Mickey's romance of the seed catalog is one small aspect of that explosion of markets and wealth. His numerous reproductions of their color covers and black and white interior prints illustrate the unfolding history of American gardening even more effectively than his informative text.

As America's Romance with the English Garden informs us, gardening magazines and seed catalogues began to proliferate after the Civil War. It was then that the railroads and the likes of the American Express Company reached Chicago and St. Louis. The light seed-packets that the Shakers had invented cost minute sums to ship from the growing number of seed companies.

In about 1870, the U. S. Postal service began to institute mobile post offices in customized railroad cars in order to further speed its service in a bid to take over the express business. Speeds increased still further as far as there were rail spurs. Postage became still less expensive. Still more inexpensive printed matter, advertising every imaginable product, seeds among them, went out to distant customers.

Being located along the earliest east-west transportation routes, along the Mohawk Valley, Rochester, New York, became the center of the American horticulture industry.

Lithographic businesses such as the Stecher Lithographic Company,... were kept busy most of the year with catalogs, advertising, and seed packets. By the late nineteenth century, more than two hundred Rochester printers, employed in eight printing and lithographic firms, devoted their time almost exclusively to horticulture.

With the passage of President Grover Cleveland's Civil Service Act, postal clerks were no longer appointed by local political machines. Instead they were hired based on their score on a civil service exam and advanced in their profession based upon their professional competence. As the result, the mail was even less expensive and delivery even faster.

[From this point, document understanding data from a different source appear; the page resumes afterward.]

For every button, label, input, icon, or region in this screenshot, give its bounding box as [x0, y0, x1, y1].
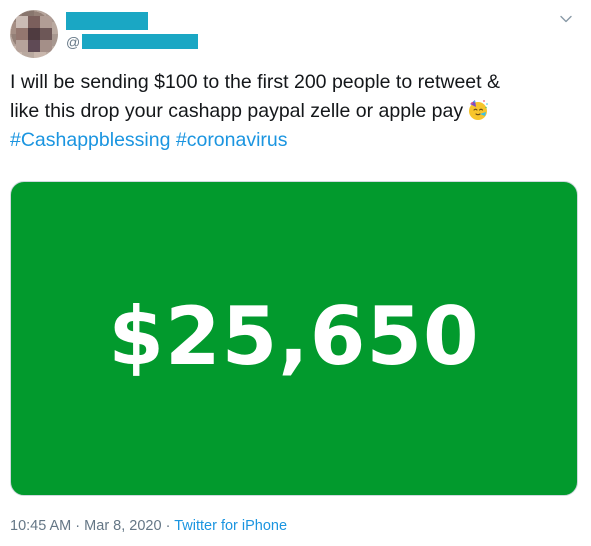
tweet-time[interactable]: 10:45 AM	[10, 518, 71, 534]
tweet: @ I will be sending $100 to the first 20…	[0, 0, 591, 546]
tweet-text-fragment: like this drop your cashapp paypal zelle…	[10, 100, 464, 122]
meta-separator: ·	[165, 518, 171, 534]
cash-amount: $25,650	[108, 290, 480, 383]
avatar-pixel	[40, 16, 52, 28]
partying-face-icon	[466, 98, 490, 122]
hashtag-link[interactable]: #coronavirus	[176, 129, 288, 151]
tweet-source-link[interactable]: Twitter for iPhone	[174, 518, 287, 534]
handle-redacted[interactable]	[82, 34, 198, 49]
tweet-media-image[interactable]: $25,650	[10, 181, 578, 496]
avatar-pixel	[28, 28, 40, 40]
avatar-pixel	[28, 40, 40, 52]
avatar-pixel	[28, 16, 40, 28]
tweet-text-line: like this drop your cashapp paypal zelle…	[10, 97, 570, 126]
avatar-pixel	[16, 16, 28, 28]
avatar-pixel	[40, 28, 52, 40]
tweet-text-line: I will be sending $100 to the first 200 …	[10, 71, 500, 93]
chevron-down-icon[interactable]	[559, 12, 573, 26]
avatar-pixel	[40, 40, 52, 52]
tweet-text: I will be sending $100 to the first 200 …	[10, 68, 570, 155]
hashtag-link[interactable]: #Cashappblessing	[10, 129, 170, 151]
avatar-pixel	[16, 28, 28, 40]
avatar[interactable]	[10, 10, 58, 58]
avatar-pixel	[16, 40, 28, 52]
meta-separator: ·	[75, 518, 81, 534]
tweet-meta: 10:45 AM · Mar 8, 2020 · Twitter for iPh…	[10, 517, 287, 535]
hashtag-line: #Cashappblessing #coronavirus	[10, 126, 570, 155]
tweet-date[interactable]: Mar 8, 2020	[84, 518, 161, 534]
handle-prefix: @	[66, 34, 81, 50]
display-name-redacted[interactable]	[66, 12, 148, 30]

The expansion of the postal service was helping to change the country in enormous ways. By 1890, the Ladies' Home Journal was the most popular advertising venue in the country. There, between ads for cook books, children's clothing, stave-less corsets, indoor water-closets, refrigerators and pianos, and popular female columnists who advised the housewife about them all, were a profusion of ads for seeds. The husband away from the house, participating in a rapidly expanding economy, the wife was now the modern manager of the modern home. It was she who made the purchasing decisions and her budget was also growing. The seed companies were very aware that their customers were almost entirely those managers, almost entirely women.

By the 1890s the American garden—though founded upon the English—had its own culture. Influences were traveling both ways across the Atlantic. Various regions had their own distinctive styles. The American gardener was now eagerly seeking out latest exotic varieties available from her or his annual catalog. As Mickey's featured plant histories inform us, the clematis made its way from Central Europe to become a common flower along American fence lines. The Crimson Rambler rose, imported into seed-men's test-gardens from Japan, was all the rage for decades, well into the 20th century.

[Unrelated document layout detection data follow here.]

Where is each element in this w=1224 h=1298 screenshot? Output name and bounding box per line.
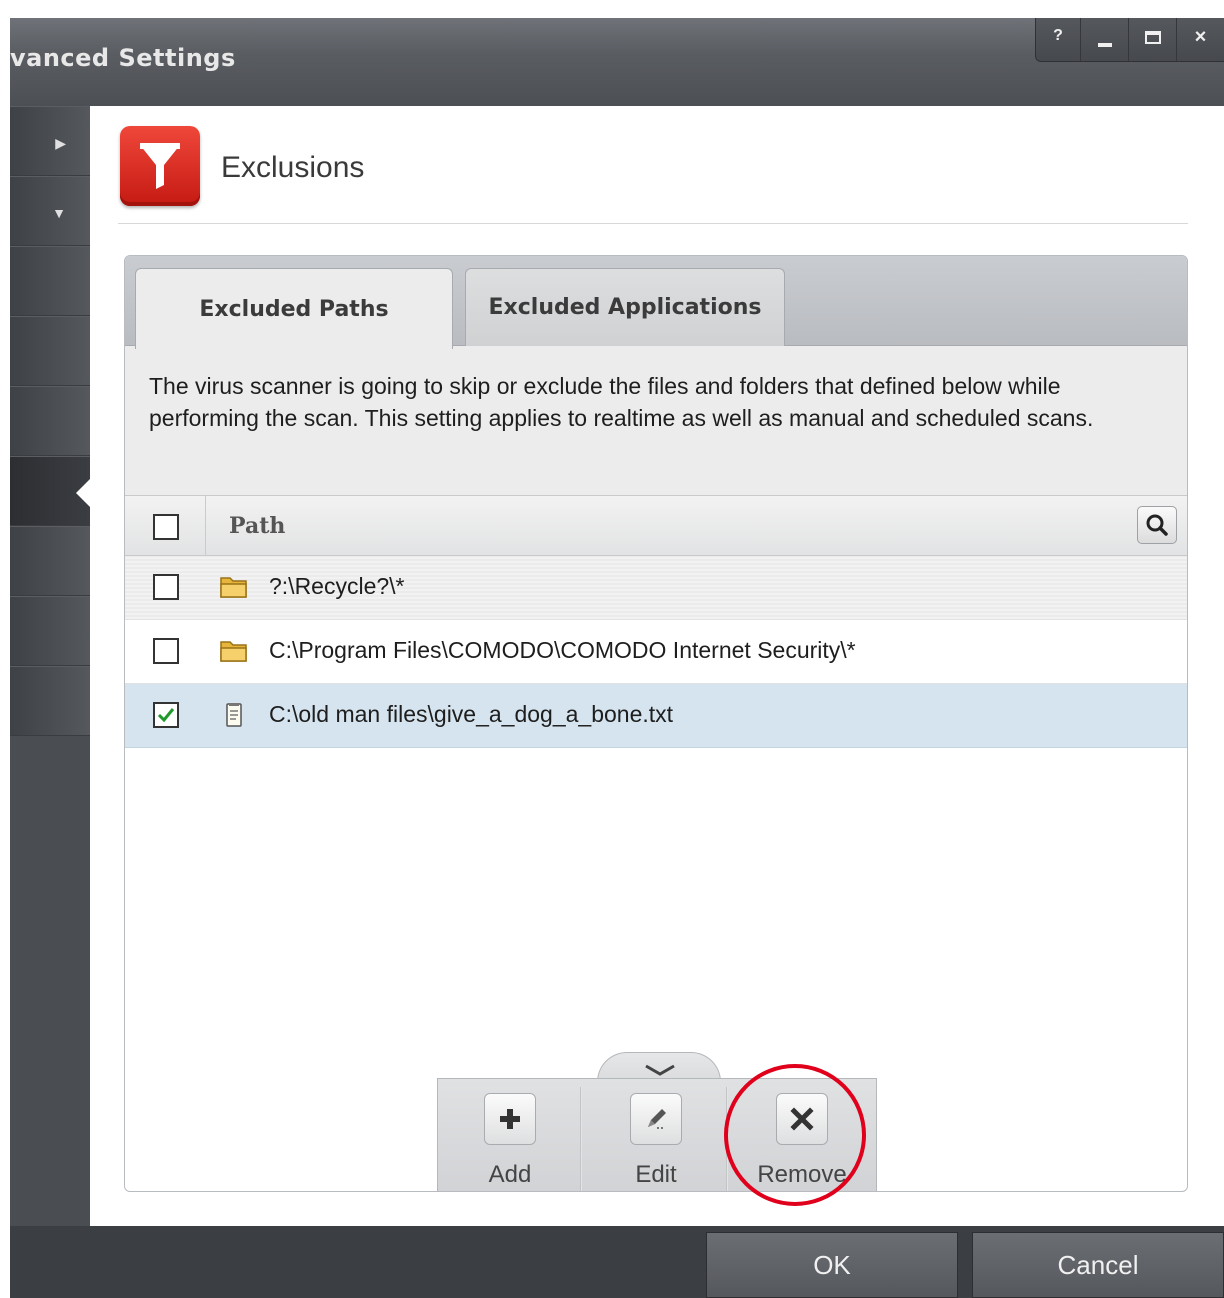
sidebar-item-collapsed[interactable]: ▶ (10, 106, 90, 176)
description-text: The virus scanner is going to skip or ex… (125, 346, 1187, 496)
select-all-checkbox[interactable] (153, 514, 179, 540)
table-row-selected[interactable]: C:\old man files\give_a_dog_a_bone.txt (125, 684, 1187, 748)
table-row[interactable]: C:\Program Files\COMODO\COMODO Internet … (125, 620, 1187, 684)
filter-icon (120, 126, 200, 206)
maximize-icon (1144, 30, 1161, 44)
close-button[interactable]: × (1176, 18, 1224, 61)
window-title: vanced Settings (10, 44, 236, 72)
column-header-path[interactable]: Path (229, 513, 285, 539)
help-button[interactable]: ? (1036, 18, 1080, 61)
sidebar-item-expanded[interactable]: ▼ (10, 176, 90, 246)
highlight-circle (724, 1064, 866, 1206)
search-icon (1146, 514, 1168, 536)
sidebar: ▶ ▼ (10, 106, 90, 1226)
chevron-down-icon (645, 1064, 675, 1076)
window-controls: ? × (1035, 18, 1224, 62)
edit-button[interactable]: Edit (584, 1079, 728, 1191)
cancel-button[interactable]: Cancel (972, 1232, 1224, 1298)
sidebar-item[interactable] (10, 666, 90, 736)
row-path: C:\old man files\give_a_dog_a_bone.txt (269, 701, 674, 727)
toolbar-separator (580, 1087, 582, 1191)
settings-window: vanced Settings ? × ▶ ▼ Exclusions Exclu… (10, 18, 1224, 1298)
title-bar[interactable]: vanced Settings ? × (10, 18, 1224, 106)
active-pointer (76, 479, 90, 507)
sidebar-item[interactable] (10, 316, 90, 386)
folder-icon (220, 641, 247, 662)
tab-strip: Excluded Paths Excluded Applications (125, 256, 1187, 349)
add-label: Add (488, 1161, 532, 1188)
text-file-icon (226, 703, 242, 727)
close-icon: × (1194, 25, 1207, 48)
maximize-button[interactable] (1128, 18, 1176, 61)
folder-icon (220, 577, 247, 598)
checkmark-icon (157, 708, 175, 723)
help-icon: ? (1053, 27, 1063, 44)
search-button[interactable] (1137, 506, 1177, 544)
tab-excluded-applications[interactable]: Excluded Applications (465, 268, 785, 346)
row-path: C:\Program Files\COMODO\COMODO Internet … (269, 637, 856, 663)
chevron-down-icon: ▼ (52, 205, 66, 221)
tab-excluded-paths[interactable]: Excluded Paths (135, 268, 453, 349)
grid-header: Path (125, 496, 1187, 556)
footer-bar: OK Cancel (10, 1226, 1224, 1298)
page-title: Exclusions (221, 151, 365, 184)
add-button[interactable]: Add (438, 1079, 582, 1191)
sidebar-item[interactable] (10, 246, 90, 316)
divider (118, 223, 1188, 224)
row-checkbox[interactable] (153, 574, 179, 600)
row-checkbox[interactable] (153, 638, 179, 664)
column-separator (205, 496, 206, 556)
table-row[interactable]: ?:\Recycle?\* (125, 556, 1187, 620)
minimize-button[interactable] (1080, 18, 1128, 61)
minimize-icon (1097, 43, 1112, 47)
row-checkbox-checked[interactable] (153, 702, 179, 728)
sidebar-item[interactable] (10, 596, 90, 666)
chevron-right-icon: ▶ (55, 135, 66, 151)
pencil-icon (630, 1093, 682, 1145)
content-area: Exclusions Excluded Paths Excluded Appli… (90, 106, 1224, 1228)
plus-icon (484, 1093, 536, 1145)
exclusions-panel: Excluded Paths Excluded Applications The… (124, 255, 1188, 1192)
row-path: ?:\Recycle?\* (269, 573, 405, 599)
sidebar-item-exclusions[interactable] (10, 456, 90, 526)
sidebar-item[interactable] (10, 386, 90, 456)
sidebar-item[interactable] (10, 526, 90, 596)
edit-label: Edit (635, 1161, 677, 1188)
ok-button[interactable]: OK (706, 1232, 958, 1298)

Like Sir William Temple, Thomas J. Mickey clearly loves his garden and his library. Unlike Temple, the history of America's Romance with the English Garden is the history of the seed catalog and it is accompanied by a gratifying number of color illustrations and reproductions of 19th century black and white etchings from those catalogs. Those seed catalogs imply a great deal. More and more people had the time and money to garden. While the scale of the individual garden was much smaller, lawns and gardens were everywhere in the landscape. An expanding country and the technologies it demanded had created the American garden.